Hasib Efendi : Altı ay sonra Şeyh Said isyanı çıktı. O isyandan önce sadık bir rüya görmüştüm. Bir fitne ve karışıklık çıkmıştı rüyada. Rüyamı Pir Efendimizin Gebzecik halifesi Hacı Nuri Efendi’ye anlattım. Bana; “Bu rüyayı nerde gördünüz?” diye sordu. “Dergâhta” dedim. “Bu rüyayı Pir Efendimize anlatalım” dedi. “ Pir Efendimize anlatalım ama kimse varken söyleme, baş başa yalnız iken söyle” dedi “olur!” dedim. O gün sohbetten sonra herkes gidince rüyamı Efendimize anlattım. Dinledi, yüzü mahzun oldu, ama “peki” diyerek yorum yapmadı. Aradan birkaç gün geçince ortalık karıştı. Doğuda Şeyh Said isyanı zuhur etti.

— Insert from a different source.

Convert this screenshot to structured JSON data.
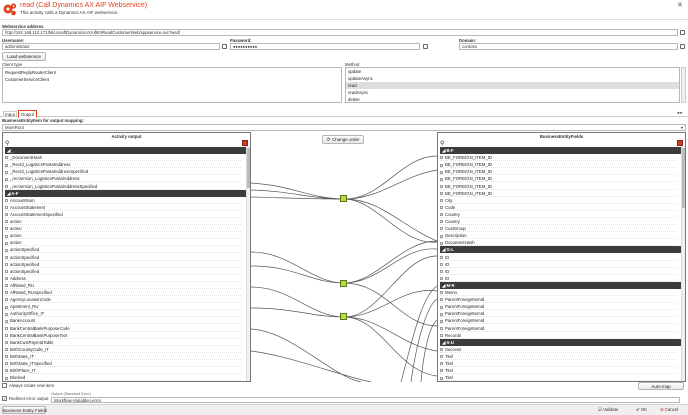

E.C. : Pir Efendi o isyanda ne yaptı?

Hasib Efendi : Seyyid Abdulkadir Kursadi vardı. Bu zat Esad Efendinin kâtibiydi. Dergâha sıkça gelir giderdi. Onunla beraber bir kişiyi daha Şeyh Said’e yolladı. Bu işin sonunun olmadığını, derhal isyandan vazgeçilmesi gerektiğini söylemek üzere, bu ikisini oraya gönderdi. Ancak ikisi de orada idam edildi.

E.C. : Ondan sonra ne oldu?

Hasib Efendi : Bir müddet sonra Pir Efendi beni çağırdılar. “Yanlış anlama! Bu iş artık bitmiştir. Durum sıkıntılı… Bu şekilde burada kalman mümkün değildir. Belki sana da zararımız olur, sen artık git evladım!” dediler. Ben de “Sem’an ve taaten” deyip Kastamonu’ya döndüm. Dönünce bir kanun çıktı. Tekaya ve zevayanın Seddi (tekke ve zaviyelerin kapatılması) kanunu. İşte o sıralar tahkikat başladı. Dergâhta Lütfü Efendi vardı. Ayrıca Arnavut Bolulu bir aşçı vardı, Adem Efendi vardı. Adem Efendi ile aşçıya bir şey dememişler. Ancak Lütfü Efendi’yi Bulgaristan’a gönderdiler. Bu şekilde oradan ayrılmış olduk. Kastamonu’ya gelince artık okuyamadım.

E.C. : Şimdi efendim asıl soracağımız şu: Siz Kelami Dergâhında kalırken oraya Danimarkalı bir psikolog geliyor, Carl Vett yani. Pir Efendi ile dergâhta 15 gün sohbette bulunuyor, zikirlere, namazlara katılıyor. Derwish Diary unvanıyla. Yazdığı hatıratında bunları anlatıyor. Siz bu zatla görüştünüz mü?

Hasib Efendi : Efendim, ben bir gün dergâhta oturuyorum, kapı çalındı. Kapıyı açtım içeriye Mahmud Muhtar Paşa ile Münir Paşa, Münir Paşa’nın hanımı ve Carl Vett, dördü girdiler. Önlerine düştüm. Misafirler için hususi bir oda vardı, gelenler oraya alınırdı, onları oraya aldım. İçeri gittim, Pir Efendi’ye haber verdim. “Muhtar Paşa, Münir Paşa geldiler, yanlarında Münir Paşa’nın hanımıyla bir de Carl Vett diye biri var!” dedim. Gülümsedi, geliyorum dedi.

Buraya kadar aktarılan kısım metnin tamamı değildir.